8. Plaintiff further charges as error the court's admission of parts of a complaint plaintiff's husband filed to recover damages suffered in an accident which occurred three and a half to four years previously. The parts of the complaint admitted showed the location and manner of the accident together with the injuries suffered. The manner of the accident and the injuries suffered were similar to the present case. In both instances plaintiff's husband had been rear-ended while in a stopped position and received injuries to his back. There is no doubt but that the permanency and severity of the previous injuries were material, but plaintiff complains that plaintiff's husband had *319 already admitted that he had brought an action for damages arising out of the first accident and that he had suffered the injuries specified in said action. The admission of these parts of the complaint could have been nothing more than cumulative and therefore not prejudicial. Plaintiff says parts of the complaint admitted were not relevant. If so, neither were they prejudicial.

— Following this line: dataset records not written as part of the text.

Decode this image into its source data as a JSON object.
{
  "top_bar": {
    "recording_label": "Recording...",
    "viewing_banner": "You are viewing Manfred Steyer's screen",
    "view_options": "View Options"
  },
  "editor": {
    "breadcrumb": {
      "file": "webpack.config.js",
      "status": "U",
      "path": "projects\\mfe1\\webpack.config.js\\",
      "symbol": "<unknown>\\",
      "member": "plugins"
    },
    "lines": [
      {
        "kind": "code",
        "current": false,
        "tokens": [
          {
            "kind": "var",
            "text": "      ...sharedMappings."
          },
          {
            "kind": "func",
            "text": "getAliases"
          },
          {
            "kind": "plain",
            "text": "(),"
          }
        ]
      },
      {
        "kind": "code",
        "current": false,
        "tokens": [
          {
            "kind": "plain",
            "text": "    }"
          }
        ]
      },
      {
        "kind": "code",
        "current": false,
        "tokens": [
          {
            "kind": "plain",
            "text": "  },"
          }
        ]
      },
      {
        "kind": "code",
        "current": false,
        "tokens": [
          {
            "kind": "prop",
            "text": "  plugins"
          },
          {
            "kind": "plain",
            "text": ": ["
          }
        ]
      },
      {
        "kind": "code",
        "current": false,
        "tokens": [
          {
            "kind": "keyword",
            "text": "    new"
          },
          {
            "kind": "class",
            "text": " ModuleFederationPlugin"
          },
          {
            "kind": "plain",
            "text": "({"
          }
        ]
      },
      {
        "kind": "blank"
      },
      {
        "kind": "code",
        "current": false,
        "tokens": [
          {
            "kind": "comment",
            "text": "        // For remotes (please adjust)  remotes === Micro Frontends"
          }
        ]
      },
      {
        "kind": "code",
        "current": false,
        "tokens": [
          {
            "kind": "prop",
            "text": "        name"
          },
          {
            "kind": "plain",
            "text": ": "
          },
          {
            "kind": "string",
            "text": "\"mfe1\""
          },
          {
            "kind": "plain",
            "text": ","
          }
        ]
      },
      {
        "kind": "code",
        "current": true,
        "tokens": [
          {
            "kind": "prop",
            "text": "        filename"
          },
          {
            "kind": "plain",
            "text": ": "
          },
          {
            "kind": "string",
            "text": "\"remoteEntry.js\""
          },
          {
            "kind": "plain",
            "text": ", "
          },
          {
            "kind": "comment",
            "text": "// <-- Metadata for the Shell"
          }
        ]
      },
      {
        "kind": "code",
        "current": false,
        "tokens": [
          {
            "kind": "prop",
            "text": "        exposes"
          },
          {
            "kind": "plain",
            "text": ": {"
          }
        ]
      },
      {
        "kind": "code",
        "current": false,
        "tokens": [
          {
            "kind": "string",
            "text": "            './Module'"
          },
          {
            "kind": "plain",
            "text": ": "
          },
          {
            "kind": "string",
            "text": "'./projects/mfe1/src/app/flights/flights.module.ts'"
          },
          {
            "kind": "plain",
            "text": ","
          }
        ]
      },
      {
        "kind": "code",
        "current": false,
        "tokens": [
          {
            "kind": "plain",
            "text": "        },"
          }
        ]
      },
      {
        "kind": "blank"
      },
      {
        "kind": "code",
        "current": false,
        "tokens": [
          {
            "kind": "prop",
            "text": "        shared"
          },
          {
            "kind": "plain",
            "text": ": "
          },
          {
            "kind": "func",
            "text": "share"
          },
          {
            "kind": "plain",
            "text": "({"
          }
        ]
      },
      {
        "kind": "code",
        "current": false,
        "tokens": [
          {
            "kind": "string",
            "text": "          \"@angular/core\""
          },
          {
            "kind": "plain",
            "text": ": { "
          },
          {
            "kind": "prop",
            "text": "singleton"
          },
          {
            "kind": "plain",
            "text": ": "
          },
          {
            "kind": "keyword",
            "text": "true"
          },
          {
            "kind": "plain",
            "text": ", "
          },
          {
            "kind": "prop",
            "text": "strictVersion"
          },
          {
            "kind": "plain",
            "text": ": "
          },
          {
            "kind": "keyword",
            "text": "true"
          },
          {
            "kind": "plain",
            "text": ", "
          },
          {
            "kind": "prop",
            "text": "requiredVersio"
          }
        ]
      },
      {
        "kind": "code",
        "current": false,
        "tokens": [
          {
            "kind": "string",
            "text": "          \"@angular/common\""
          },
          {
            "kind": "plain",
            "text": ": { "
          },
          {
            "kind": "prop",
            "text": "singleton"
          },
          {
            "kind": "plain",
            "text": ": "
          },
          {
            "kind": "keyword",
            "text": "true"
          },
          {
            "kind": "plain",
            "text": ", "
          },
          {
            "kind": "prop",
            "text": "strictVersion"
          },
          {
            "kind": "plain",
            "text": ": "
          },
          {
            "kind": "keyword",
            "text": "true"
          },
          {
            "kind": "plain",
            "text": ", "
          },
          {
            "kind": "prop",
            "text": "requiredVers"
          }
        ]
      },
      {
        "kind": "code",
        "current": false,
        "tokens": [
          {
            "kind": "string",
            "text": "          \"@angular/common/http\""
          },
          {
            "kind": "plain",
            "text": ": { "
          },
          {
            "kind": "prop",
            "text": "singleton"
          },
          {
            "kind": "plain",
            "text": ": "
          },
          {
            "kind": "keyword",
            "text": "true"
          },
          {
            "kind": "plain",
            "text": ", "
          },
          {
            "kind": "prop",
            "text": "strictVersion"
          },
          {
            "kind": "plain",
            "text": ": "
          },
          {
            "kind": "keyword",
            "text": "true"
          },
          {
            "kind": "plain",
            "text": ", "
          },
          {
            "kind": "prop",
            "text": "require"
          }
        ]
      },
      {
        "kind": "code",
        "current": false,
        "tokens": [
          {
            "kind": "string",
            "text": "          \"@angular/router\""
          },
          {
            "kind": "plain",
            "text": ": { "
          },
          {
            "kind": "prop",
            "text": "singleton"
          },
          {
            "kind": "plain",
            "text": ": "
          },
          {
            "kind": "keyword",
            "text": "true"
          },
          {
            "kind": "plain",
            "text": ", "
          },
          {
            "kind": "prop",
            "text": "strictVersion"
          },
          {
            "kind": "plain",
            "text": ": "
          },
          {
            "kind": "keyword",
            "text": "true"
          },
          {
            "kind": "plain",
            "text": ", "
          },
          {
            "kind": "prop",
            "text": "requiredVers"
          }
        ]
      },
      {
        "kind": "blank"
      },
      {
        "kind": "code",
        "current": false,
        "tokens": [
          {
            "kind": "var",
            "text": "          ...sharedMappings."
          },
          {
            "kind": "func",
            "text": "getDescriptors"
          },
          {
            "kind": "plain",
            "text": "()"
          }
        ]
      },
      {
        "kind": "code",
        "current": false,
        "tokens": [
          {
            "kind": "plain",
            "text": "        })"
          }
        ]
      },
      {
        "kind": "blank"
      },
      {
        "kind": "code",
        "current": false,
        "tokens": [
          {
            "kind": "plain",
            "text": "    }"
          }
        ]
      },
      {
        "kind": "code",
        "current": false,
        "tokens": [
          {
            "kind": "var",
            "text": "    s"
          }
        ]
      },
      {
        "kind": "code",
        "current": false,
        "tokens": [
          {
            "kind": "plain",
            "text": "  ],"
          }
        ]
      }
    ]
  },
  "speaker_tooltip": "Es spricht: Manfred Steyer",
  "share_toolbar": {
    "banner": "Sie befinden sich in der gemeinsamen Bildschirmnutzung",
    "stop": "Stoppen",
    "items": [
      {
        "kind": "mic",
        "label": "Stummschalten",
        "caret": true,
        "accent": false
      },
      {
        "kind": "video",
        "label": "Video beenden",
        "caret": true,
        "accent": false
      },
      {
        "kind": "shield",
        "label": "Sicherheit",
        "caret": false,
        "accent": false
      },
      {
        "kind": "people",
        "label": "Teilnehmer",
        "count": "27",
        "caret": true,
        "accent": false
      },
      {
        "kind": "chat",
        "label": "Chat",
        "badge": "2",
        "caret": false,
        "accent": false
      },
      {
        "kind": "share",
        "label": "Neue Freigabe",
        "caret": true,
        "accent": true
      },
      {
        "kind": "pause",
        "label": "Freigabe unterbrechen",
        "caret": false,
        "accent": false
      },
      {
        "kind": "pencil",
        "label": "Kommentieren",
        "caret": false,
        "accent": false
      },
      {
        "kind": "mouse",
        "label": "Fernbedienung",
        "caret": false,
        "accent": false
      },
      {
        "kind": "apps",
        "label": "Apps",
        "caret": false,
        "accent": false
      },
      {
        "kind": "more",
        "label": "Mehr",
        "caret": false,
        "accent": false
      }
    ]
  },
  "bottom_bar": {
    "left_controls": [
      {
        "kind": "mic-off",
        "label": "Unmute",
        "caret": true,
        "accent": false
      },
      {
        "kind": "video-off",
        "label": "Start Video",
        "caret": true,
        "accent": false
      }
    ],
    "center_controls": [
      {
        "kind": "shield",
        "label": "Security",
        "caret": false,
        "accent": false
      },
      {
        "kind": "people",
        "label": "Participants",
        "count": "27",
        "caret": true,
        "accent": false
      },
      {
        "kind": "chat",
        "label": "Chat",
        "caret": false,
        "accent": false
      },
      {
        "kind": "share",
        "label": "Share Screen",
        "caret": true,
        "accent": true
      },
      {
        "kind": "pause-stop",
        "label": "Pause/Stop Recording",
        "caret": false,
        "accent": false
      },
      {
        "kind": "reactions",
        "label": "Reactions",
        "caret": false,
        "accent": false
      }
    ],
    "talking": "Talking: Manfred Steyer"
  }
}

9. Plaintiff further claims the court erred in admitting in evidence the husband's complaint against defendants for his damages. For this complaint all material was deleted concerning the extent of his monetary request. It was properly admitted as showing possible bias of the busband, as a witness against the defendants. 98 CJS 488, Witnesses, ยง 546 (1957).

10. Plaintiff also contends the court erred in not allowing her to prove the increased expense of a domestic servant which was necessitated because of her husband's disability. A domestic's wages are a family expense, ORS 109.040. Both husband and wife are responsible therefor. The loss, not being peculiar to either of them, would not be a proper element of damage in a case for loss on consortium. The husband could have included this loss in his action against defendants.

For the reasons given above, the order of the trial court granting plaintiff a new trial is reversed and the case is remanded with instructions to reinstate the judgment entered on the jury verdict.